UConn’s decision to redirect the funding follows a similar move at Brown University, which said in late September it will steer remaining donations from the Sackler Foundation to Rhode Island nonprofit groups that treat opioid addiction.

UConn’s gifts were not detailed in tax and charity records reviewed by The AP and mostly came before 2013. The donations have supported research in a wide range of scientific fields, along with several campus art programs.

The university didn’t immediatel­y say how much of the funding is remaining. It was planning to make a formal announceme­nt once the money was redirected, spokesman Mike Enright said.

Some schools have said they will stop accepting money from the Sacklers, including Yale University, Cornell University and the California Institute of Technology. Brown and the University of Washington have said they have no plans to accept gifts for the foreseeabl­e future.

Brown spokesman Brian Clark said Monday that’s the most the school can do “considerin­g that we cannot presume to speak to what future generation­s might do.”

Enright said UConn may consider accepting a future gift if it was for addiction research or education, or an equally good cause.

Other schools declined this week to say how they would handle any future proposals. A statement from McGill University in Montreal on Tuesday said the last donation was received in 2016. “Since then, there has been no further discussion from our end,” spokeswoma­n Cynthia Lee said.

McGill accepted about $3.2 million from 2014 through 2016, according to the AP review. The largest recipients since 2013 were Rockefelle­r University, with $11 million, and the University of Sussex in England, with about $10 million.

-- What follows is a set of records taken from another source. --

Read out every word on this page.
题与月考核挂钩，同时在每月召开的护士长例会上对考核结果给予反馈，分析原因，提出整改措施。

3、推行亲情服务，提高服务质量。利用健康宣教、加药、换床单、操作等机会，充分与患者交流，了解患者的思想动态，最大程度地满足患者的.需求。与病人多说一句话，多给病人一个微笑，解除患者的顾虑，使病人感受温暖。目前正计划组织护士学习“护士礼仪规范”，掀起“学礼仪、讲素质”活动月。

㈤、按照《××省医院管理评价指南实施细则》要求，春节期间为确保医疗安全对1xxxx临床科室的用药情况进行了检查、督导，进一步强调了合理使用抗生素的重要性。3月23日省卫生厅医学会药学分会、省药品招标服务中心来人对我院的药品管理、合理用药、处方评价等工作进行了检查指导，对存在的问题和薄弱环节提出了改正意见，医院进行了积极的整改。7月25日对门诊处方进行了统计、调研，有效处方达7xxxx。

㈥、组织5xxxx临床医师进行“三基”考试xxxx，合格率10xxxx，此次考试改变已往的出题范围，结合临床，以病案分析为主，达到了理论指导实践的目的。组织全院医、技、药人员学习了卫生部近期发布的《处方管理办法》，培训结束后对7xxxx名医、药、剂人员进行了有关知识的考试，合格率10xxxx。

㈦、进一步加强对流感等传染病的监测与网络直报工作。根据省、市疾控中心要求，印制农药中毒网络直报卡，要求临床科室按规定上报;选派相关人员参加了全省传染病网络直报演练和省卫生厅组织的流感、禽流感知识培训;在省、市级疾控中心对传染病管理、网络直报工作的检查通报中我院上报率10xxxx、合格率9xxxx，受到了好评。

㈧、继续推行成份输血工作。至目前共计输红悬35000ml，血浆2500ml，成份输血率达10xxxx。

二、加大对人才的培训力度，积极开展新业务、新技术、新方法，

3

The University of Sussex has said the school actually received about $4 million over the past decade, while another pledge “was not progressed.”

Some of the donations arrived before recent lawsuits blaming Purdue Pharma for worsening the opioid crisis, but at least nine schools accepted gifts in 2018 or later, when states and counties across the country began holding the Sacklers accountabl­e for Purdue’s actions.

Major beneficiar­ies of Sackler foundation­s also included the University of Oxford in England and Columbia University in New York. In total, at least two dozen universiti­es have received gifts from the foundation­s since 2013, the records show.

Tel Aviv University, which did not respond to earlier requests for comment, said Tuesday that it considers donations on an individual basis and will apply the same policy to Sackler donations, “if and when offered.”

Speaking at a 2013 event recognizin­g the Sacklers, Tel Aviv University’s president said the family is “nothing short of a brand name” on campus and that “practicall­y every step you take” leads to a unit supported with Sackler funding.